As NASA and Orbital Sciences assess damage from Tuesday’s Antares rocket explosion, hundreds of Navy personnel and contractors who work at the Wallops Island Flight Facility are stuck waiting.
“It could potentially push us back, so that’s why we’ll adjust, make the assessments then adjust our schedules accordingly,” says radar engineer Richard Keys.
The building Keys works at is just a mile from the launch pad where the explosion took place.
“Our main concern is getting back in to assess the equipment that we have; was there any damage from the blast,” Keys says.
Joan Pillis is a civilian Navy worker. She’s now on standby, not sure when she’ll be able to go back in.

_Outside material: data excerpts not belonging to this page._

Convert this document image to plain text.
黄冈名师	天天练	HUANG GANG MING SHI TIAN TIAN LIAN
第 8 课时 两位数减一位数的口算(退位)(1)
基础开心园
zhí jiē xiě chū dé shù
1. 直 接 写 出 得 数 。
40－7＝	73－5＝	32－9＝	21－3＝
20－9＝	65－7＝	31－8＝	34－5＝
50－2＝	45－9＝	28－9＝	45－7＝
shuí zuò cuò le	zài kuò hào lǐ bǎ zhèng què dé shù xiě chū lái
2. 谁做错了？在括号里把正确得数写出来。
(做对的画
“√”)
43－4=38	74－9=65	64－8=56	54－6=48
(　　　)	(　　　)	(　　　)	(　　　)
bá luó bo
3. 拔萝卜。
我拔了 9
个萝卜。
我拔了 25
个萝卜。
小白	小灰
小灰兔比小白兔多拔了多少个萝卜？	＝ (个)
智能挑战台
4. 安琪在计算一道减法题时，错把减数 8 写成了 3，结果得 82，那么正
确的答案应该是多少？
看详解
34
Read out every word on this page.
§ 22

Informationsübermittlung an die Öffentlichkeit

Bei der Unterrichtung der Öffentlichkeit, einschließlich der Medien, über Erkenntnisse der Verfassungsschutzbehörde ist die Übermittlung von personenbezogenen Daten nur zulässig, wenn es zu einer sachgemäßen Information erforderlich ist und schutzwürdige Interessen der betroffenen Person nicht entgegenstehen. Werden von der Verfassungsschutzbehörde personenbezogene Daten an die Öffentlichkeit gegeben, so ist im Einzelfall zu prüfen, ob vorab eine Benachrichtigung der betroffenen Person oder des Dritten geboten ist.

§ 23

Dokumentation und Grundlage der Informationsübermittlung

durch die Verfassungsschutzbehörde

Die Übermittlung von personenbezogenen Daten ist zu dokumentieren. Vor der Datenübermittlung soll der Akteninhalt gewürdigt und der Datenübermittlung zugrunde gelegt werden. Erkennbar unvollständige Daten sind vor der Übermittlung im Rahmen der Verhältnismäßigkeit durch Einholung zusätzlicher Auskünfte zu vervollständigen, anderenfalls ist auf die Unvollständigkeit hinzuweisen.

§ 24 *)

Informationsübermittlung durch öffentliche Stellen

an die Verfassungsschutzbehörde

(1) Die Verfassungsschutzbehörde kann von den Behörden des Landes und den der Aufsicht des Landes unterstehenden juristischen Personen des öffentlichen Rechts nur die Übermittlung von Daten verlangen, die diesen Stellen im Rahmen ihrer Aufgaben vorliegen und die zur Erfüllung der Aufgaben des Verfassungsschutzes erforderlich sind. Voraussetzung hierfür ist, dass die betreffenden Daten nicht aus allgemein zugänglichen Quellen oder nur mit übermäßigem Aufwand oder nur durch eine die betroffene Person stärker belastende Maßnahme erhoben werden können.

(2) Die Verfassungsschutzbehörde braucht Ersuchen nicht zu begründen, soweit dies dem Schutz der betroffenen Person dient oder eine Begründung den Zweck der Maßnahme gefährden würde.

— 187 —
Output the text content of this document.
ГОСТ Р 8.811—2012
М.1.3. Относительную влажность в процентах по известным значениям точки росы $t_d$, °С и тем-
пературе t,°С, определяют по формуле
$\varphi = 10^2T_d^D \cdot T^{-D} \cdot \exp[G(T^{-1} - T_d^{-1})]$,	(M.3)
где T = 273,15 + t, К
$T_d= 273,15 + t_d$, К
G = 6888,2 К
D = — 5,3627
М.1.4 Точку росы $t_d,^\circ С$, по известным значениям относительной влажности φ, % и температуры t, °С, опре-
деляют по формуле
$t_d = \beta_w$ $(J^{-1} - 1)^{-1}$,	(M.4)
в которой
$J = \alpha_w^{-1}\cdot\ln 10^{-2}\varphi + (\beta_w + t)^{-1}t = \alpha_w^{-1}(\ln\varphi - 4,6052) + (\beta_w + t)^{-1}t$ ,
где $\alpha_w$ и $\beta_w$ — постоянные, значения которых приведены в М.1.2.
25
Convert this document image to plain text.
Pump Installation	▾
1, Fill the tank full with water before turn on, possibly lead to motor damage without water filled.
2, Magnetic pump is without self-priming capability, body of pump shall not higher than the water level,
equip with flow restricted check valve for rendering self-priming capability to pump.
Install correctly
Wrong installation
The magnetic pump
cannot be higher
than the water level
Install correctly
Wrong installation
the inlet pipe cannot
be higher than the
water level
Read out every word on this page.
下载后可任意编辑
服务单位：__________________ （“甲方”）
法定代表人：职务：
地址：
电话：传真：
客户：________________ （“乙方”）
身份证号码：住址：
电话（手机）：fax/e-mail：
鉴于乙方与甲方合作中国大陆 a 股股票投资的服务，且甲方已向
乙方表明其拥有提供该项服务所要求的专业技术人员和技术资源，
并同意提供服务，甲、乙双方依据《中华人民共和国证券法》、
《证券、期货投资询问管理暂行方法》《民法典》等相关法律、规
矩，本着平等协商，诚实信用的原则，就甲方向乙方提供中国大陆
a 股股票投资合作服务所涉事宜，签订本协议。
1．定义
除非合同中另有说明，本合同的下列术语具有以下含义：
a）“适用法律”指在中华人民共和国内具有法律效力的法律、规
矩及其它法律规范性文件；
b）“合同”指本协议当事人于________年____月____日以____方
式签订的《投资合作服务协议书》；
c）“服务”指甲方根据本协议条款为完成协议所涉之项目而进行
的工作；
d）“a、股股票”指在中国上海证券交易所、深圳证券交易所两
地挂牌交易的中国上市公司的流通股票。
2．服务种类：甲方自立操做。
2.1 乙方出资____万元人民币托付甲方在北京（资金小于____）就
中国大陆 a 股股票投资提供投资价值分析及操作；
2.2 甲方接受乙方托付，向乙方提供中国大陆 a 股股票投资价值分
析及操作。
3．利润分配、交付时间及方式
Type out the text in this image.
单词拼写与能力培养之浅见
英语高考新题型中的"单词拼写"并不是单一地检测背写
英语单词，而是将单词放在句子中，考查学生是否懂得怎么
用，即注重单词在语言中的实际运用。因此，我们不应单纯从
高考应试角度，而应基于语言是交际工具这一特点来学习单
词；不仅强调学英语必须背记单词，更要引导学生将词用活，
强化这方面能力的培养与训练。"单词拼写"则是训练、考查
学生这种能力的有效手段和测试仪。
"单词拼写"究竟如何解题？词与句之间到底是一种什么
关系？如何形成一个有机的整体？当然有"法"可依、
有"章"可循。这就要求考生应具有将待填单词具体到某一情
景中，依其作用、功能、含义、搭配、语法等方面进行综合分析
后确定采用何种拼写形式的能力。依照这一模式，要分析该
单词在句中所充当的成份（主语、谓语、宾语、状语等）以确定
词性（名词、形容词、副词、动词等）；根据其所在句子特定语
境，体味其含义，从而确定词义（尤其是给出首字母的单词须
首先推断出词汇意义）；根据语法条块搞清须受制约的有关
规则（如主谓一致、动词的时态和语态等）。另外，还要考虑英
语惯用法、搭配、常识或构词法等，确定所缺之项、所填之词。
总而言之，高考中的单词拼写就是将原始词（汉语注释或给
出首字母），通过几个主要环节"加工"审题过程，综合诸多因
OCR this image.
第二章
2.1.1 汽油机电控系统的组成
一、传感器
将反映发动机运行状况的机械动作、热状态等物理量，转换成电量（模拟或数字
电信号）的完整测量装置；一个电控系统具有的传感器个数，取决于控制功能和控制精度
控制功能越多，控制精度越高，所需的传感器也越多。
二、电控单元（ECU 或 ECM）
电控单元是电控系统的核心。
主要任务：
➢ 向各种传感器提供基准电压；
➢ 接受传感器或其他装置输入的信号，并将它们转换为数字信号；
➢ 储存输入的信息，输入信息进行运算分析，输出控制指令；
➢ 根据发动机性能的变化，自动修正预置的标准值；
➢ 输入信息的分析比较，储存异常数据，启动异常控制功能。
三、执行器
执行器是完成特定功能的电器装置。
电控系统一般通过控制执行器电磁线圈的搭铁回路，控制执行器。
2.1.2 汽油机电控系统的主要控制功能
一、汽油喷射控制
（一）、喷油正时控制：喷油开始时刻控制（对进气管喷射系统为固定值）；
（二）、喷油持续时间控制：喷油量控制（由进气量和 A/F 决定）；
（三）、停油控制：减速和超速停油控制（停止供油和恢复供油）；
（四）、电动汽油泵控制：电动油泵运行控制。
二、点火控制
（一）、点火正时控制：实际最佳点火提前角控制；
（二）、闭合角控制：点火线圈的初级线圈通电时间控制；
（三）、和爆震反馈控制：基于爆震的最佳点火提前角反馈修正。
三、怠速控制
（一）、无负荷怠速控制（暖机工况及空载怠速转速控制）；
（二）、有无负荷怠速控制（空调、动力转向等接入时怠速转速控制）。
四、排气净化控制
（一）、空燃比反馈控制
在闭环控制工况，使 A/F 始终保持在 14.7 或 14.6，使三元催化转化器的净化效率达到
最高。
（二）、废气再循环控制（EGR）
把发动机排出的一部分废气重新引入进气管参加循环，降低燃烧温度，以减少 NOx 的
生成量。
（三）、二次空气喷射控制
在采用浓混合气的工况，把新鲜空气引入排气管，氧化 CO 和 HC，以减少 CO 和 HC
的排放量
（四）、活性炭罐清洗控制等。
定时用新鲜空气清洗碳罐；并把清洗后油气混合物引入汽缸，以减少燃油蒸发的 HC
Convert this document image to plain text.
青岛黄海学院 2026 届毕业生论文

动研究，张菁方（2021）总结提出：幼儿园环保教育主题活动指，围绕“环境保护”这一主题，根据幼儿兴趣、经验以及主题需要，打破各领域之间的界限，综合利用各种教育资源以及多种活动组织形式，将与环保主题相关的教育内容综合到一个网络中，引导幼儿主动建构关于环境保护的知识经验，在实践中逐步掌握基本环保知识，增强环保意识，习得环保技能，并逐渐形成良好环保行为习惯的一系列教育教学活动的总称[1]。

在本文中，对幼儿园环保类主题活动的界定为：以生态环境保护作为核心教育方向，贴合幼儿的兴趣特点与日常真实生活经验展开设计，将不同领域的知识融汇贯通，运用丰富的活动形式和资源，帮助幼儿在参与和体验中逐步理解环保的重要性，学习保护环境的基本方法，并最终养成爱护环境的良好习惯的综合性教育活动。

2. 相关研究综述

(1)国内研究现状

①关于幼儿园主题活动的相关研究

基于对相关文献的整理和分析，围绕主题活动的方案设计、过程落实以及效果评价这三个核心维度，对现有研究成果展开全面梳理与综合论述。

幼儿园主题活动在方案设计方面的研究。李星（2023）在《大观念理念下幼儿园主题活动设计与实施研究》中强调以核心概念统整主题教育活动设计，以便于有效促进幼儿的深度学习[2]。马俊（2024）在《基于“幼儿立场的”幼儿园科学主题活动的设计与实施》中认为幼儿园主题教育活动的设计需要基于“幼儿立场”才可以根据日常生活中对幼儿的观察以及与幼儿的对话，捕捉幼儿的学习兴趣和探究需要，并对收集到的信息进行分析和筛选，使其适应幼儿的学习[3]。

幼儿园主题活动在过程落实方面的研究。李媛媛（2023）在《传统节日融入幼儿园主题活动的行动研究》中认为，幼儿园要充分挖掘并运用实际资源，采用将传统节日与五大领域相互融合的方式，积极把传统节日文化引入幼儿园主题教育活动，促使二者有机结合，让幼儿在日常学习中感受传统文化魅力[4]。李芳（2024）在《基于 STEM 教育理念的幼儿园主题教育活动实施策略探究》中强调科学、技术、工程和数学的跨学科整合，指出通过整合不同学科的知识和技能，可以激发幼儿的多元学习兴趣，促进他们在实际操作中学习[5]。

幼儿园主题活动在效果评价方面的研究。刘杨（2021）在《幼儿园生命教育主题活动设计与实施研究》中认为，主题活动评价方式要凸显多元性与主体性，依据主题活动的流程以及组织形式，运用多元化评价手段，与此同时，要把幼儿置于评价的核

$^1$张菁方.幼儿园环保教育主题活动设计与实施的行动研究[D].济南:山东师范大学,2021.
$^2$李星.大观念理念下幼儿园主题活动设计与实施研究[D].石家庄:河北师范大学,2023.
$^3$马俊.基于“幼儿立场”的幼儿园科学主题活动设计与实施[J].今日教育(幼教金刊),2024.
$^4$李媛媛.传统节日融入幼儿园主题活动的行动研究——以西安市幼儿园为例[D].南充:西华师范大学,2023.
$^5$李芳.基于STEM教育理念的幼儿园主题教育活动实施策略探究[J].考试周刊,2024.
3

“Everybody is keeping fingers crossed that the damage is minimal," she says. "We’re working off site. We kept in touch; we all have access through laptops and stuff.”
For months, Keys has worked alongside NASA and Orbital employees preparing for the launch.
“You see all the hard work that they’ve done and the preps for this and you know it impacts us also because we couldn’t radiate at certain times because they were doing certain preps,” he says. “Everyone is working together so when we saw that last night it was kind of like, oh no.”
A Navy contractor who spoke to NewsChannel 3 by phone said she's been told that she could be back at work by Thursday afternoon.